Als Mic habe eich ein 8-10€ Laveliermikrofon von eBay verwendet. Sprachqualität ist einwandfrei an einer D1. Zum zocken völlig ausreichend. Für Gesangsaufnahmen, Hobbyrapper oder Let's Players würde ich jedoch etwas anderes empfehlen  Einzig wenn das kabel etwas ungünstig verlegt wird, kann es zu stör Geräuschen kommen. Sonst null Rauschen.

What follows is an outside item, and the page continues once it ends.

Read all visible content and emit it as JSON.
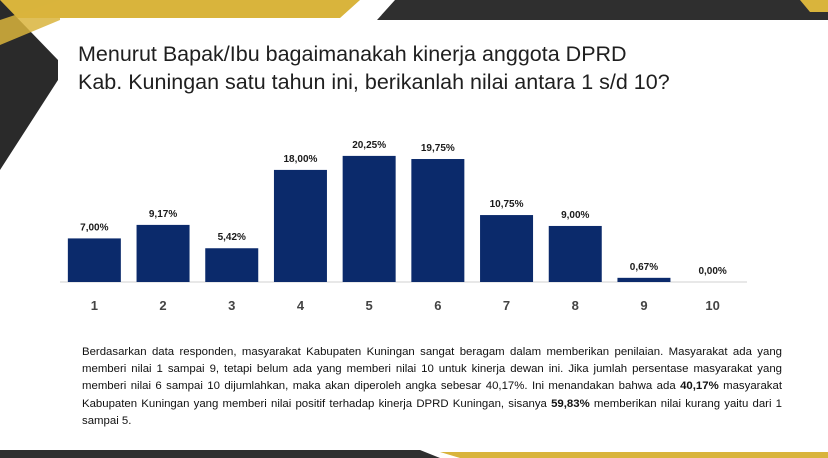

http://www.ebay.de/sch/i.html?_nkw=krawatten+mikrofon+&_cqr=true&_nkwusc=Kravatten+mikrofon&_rdc=1

Benutze das mit dem dicken silbernen "Knüppel". Die extra Stromversorgung wird nicht benötigt, sprich kann direkt mittels 3,5mm Klinke angeschlossen werden.





			Dieser Inhalt steht nur eingeloggten Mitgliedern zur Verfügung.
        





			Dieser Inhalt steht nur eingeloggten Mitgliedern zur Verfügung.
        





			Dieser Inhalt steht nur eingeloggten Mitgliedern zur Verfügung.
        





			Dieser Inhalt steht nur eingeloggten Mitgliedern zur Verfügung.


----------



## hubiflyer1994 (20. Juli 2011)

*AW: [Review] Superlux HD 681 – 20€-Klangwunder?*

Echt gut geworden. Sollte ich mit meinem K530 auch vllt mal machen.


mfg alex

PS:danke für dieses tolle review


----------



## HAWX (20. Juli 2011)

Danke für das Review Scheint ja ein richtiges P/L-Monster zu sein


----------



## LordMeuchelmord (20. Juli 2011)

*AW: [Review] Superlux HD 681 – 20€-Klangwunder?*

Nach dem vielen guten was ich bisher gelesen habe, werde ich ihn wohl auch mal ausprobieren.

Schönes Review


----------



## sipsap (20. Juli 2011)

*AW: [Review] Superlux HD 681 – 20€-Klangwunder?*

danke! für 20€ kann man wie gesagt ja eig nichts falsch machen


----------



## MasterFreak (20. Juli 2011)

*AW: [Review] Superlux HD 681 – 20€-Klangwunder?*

Edit: Gutes Review, leider sind die Kopfhörer aber etwas gebrechlich !!! ^^


----------



## turbosnake (20. Juli 2011)

*AW: [Review] Superlux HD 681 – 20€-Klangwunder?*

z.b Ohne Bergründung einfach schreiben das du ihn dir nicht holst.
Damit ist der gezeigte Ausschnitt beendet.